Bis Sonntagnachmittag registrierten die für den Sanitätsdienst zuständigen Johanniter rund 800 Einsätze, darunter 27 Transporte.

Am Samstag mussten die Sanitäter 467 Personen behandeln, davon kamen 17 ins Krankenhaus; am Sonntag 250, davon kamen 19 ins Krankenhaus. Bei den meisten Einsätzen handelte es sich um kleine Verletzungen, wie zum Beispiel Schnitt- und Schürfwunden. Die Einsatzleitung der Johanniter bezeichnete die Anzahl der Einsätze als durchaus "vergleichbar mit ähnlichen Großveranstaltungen". Die Polizei war zum Festival-Ende hin sehr präsent.

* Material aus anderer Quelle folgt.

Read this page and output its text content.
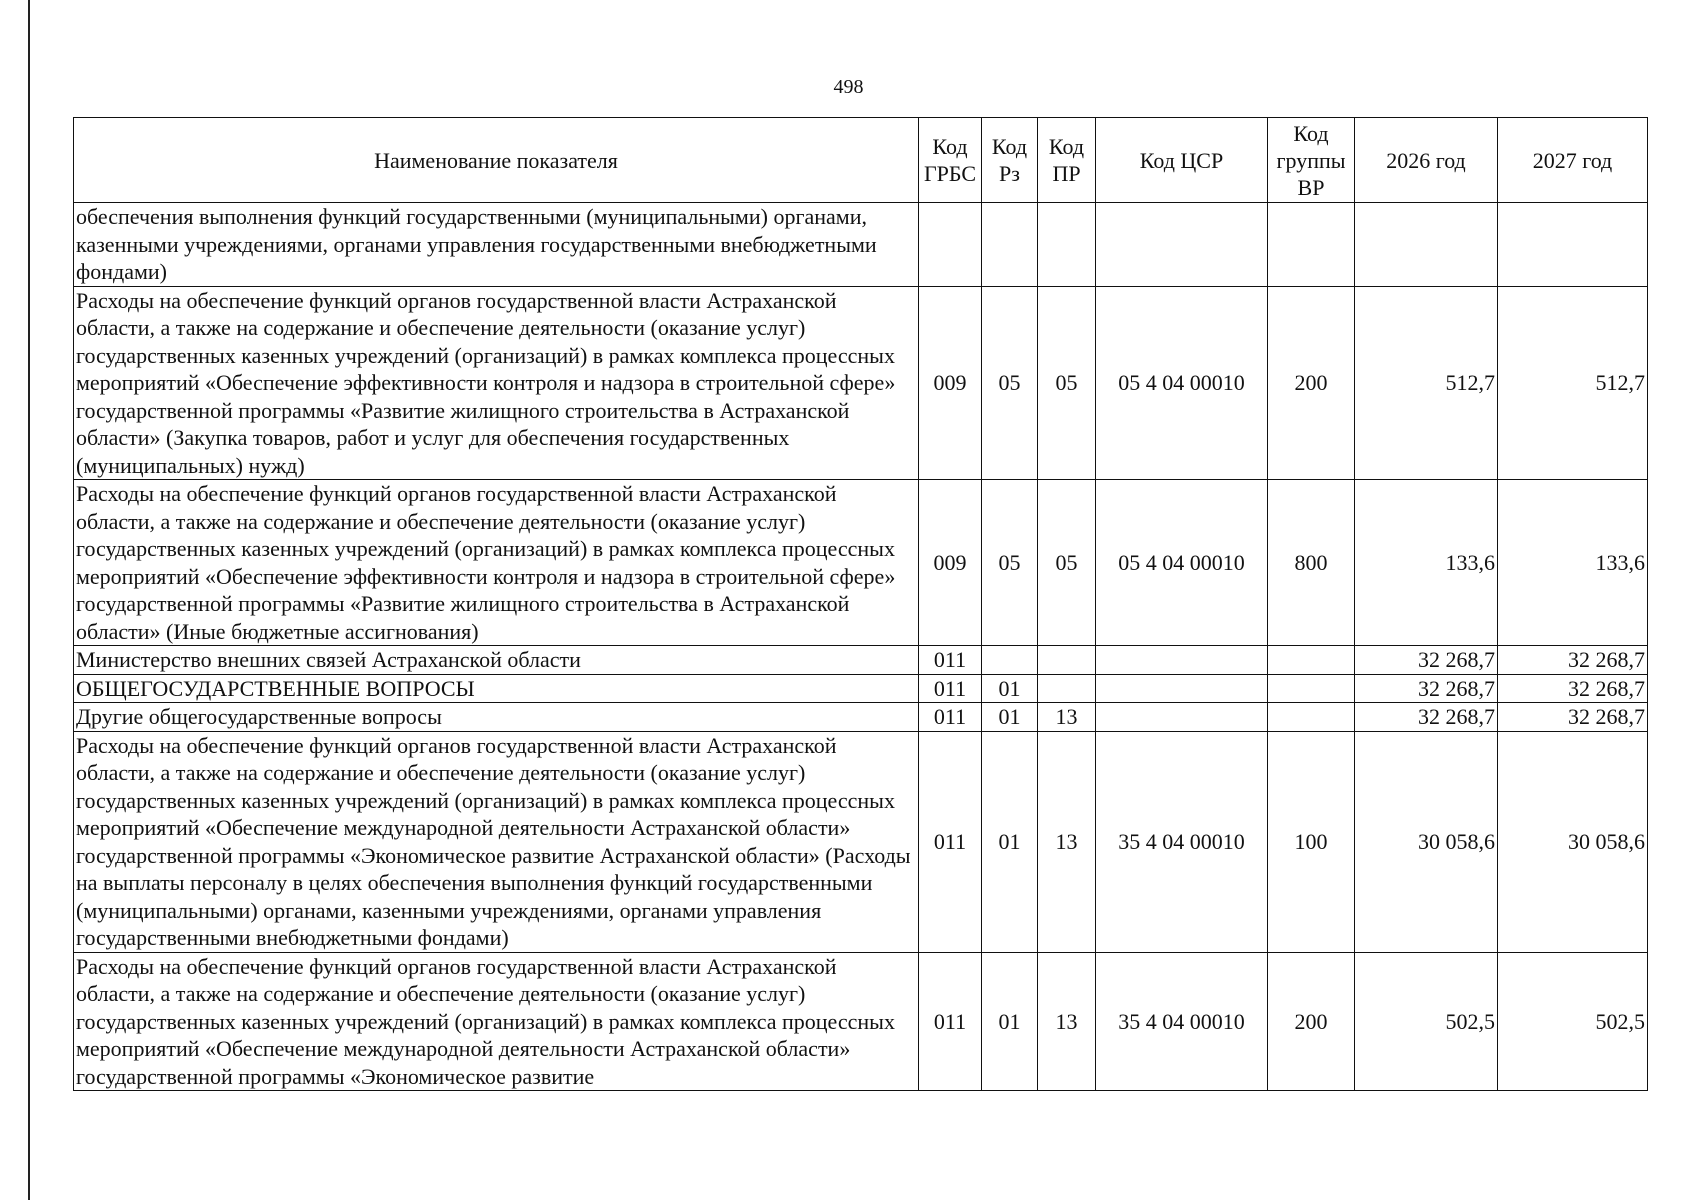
498
Наименование показателя	Код ГРБС	Код Рз	Код ПР	Код ЦСР	Код группы ВР	2026 год	2027 год
обеспечения выполнения функций государственными (муниципальными) органами, казенными учреждениями, органами управления государственными внебюджетными фондами)							
Расходы на обеспечение функций органов государственной власти Астраханской области, а также на содержание и обеспечение деятельности (оказание услуг) государственных казенных учреждений (организаций) в рамках комплекса процессных мероприятий «Обеспечение эффективности контроля и надзора в строительной сфере» государственной программы «Развитие жилищного строительства в Астраханской области» (Закупка товаров, работ и услуг для обеспечения государственных (муниципальных) нужд)	009	05	05	05 4 04 00010	200	512,7	512,7
Расходы на обеспечение функций органов государственной власти Астраханской области, а также на содержание и обеспечение деятельности (оказание услуг) государственных казенных учреждений (организаций) в рамках комплекса процессных мероприятий «Обеспечение эффективности контроля и надзора в строительной сфере» государственной программы «Развитие жилищного строительства в Астраханской области» (Иные бюджетные ассигнования)	009	05	05	05 4 04 00010	800	133,6	133,6
Министерство внешних связей Астраханской области	011					32 268,7	32 268,7
ОБЩЕГОСУДАРСТВЕННЫЕ ВОПРОСЫ	011	01				32 268,7	32 268,7
Другие общегосударственные вопросы	011	01	13			32 268,7	32 268,7
Расходы на обеспечение функций органов государственной власти Астраханской области, а также на содержание и обеспечение деятельности (оказание услуг) государственных казенных учреждений (организаций) в рамках комплекса процессных мероприятий «Обеспечение международной деятельности Астраханской области» государственной программы «Экономическое развитие Астраханской области» (Расходы на выплаты персоналу в целях обеспечения выполнения функций государственными (муниципальными) органами, казенными учреждениями, органами управления государственными внебюджетными фондами)	011	01	13	35 4 04 00010	100	30 058,6	30 058,6
Расходы на обеспечение функций органов государственной власти Астраханской области, а также на содержание и обеспечение деятельности (оказание услуг) государственных казенных учреждений (организаций) в рамках комплекса процессных мероприятий «Обеспечение международной деятельности Астраханской области» государственной программы «Экономическое развитие	011	01	13	35 4 04 00010	200	502,5	502,5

Veranstalter Lieberberg zeigte sich trotz der Vorkommnisse zufrieden mit dem Verlauf des Festivals. Man habe so unmittelbar und professionell wie möglich auf die Probleme reagiert und dabei im permanenten Austausch mit den Behörden gestanden. Für Lieberberg gibt es deshalb keinen Grund, warum das Rolling Loud nicht noch einmal nach München zurückkehren sollte. "Wir freuen uns, im kommenden Jahr zurückzukommen", teilte er in einem Statement mit.